I was visiting a friend, sitting at the kitchen table as she brewed tea and made small talk about the weather. (It’s a Minnesota law. We have to talk about the weather.) I listened as best I could until my attention was drawn to the refrigerator door, which was bristling with magnets. That refrigerator had enough magnetic insulation to keep the cold in.
My friend noticed where my eyes had strayed. She told me her mother had died recently, and when the children picked out what they wanted from her possessions, she chose the refrigerator magnets. On days with sharp elbows, the fridge art of nostalgic magnets gave her comfort.
I understood how magnets and fridge art could be mementos of someone’s life. Magnets with funny slogans and intriguing shapes had turned the door into a nostalgic family photo album of fridge art. They also held crayon drawings, report cards, bills, menus, quotes, obituaries, business cards, phone numbers, recipes, greeting cards, letters, cartoons, newspaper clippings, coupons, notes, grocery lists—and a lifetime of fridge art and nostalgic memories. It would take a hardened soul to read a stranger’s refrigerator door and remain emotionally uninvolved.
I remember some of the things magnets held to my own mother’s refrigerator door—fridge art, sayings that made me contemplative and newspaper comics that made me laugh.
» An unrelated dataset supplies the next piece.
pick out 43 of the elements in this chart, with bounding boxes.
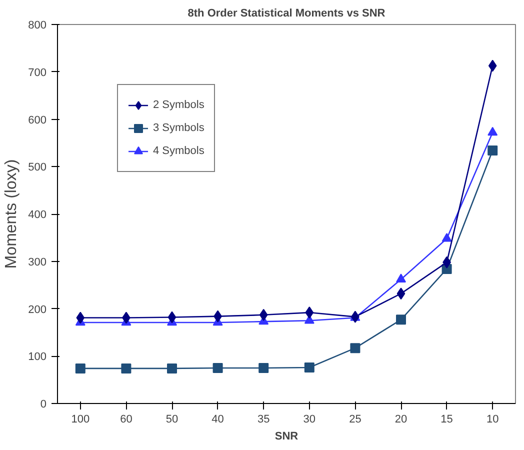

A refrigerator door is an art show and a kitchen’s bumper sticker. It was a scrapbook before scrapbooking was in.
Mother had obtained her refrigerator long before there were colors like harvest gold and avocado green. Her appliance was an exotic hue called “white” and had three climate zones.
The first, closest to the door, kept things at room temperature. We put nothing there. The second zone was in the middle and maintained the temperature close to the expected level. The third area, at the rear, froze things. It was used only when we had to chill something in a hurry. Mom’s fridge needed to be defrosted sometimes, but the door got an annual spring cleaning.
A refrigerator door of memories is a family encyclopedia. It is a form of journaling; it serves as a communications center. In my bachelor years, I had more on the outside of my refrigerator than I had inside. The fridge art gave me something to read and took my mind off my hunger.
The current library of fridge art at the Batt Cave has been downsized for the sake of expediency. No reams of paper stick to it. Various electronic instruments of communication have usurped its information-exchange duties. But the door is still an important daily organizer. The magnets hold up messages, a notepad for grocery lists, emergency telephone numbers, photos, cartoons and other necessities.
The other day, my lovely wife and I were walking to Target Field to see the Minnesota Twins play baseball. I said to her, “I wish I had brought the refrigerator with me.”
She gave me that look she has become good at giving me. “Why on earth would you want to bring the refrigerator with you?” she asked. It was a reasonable question.
I replied, “Because our tickets are under a magnet on the door.”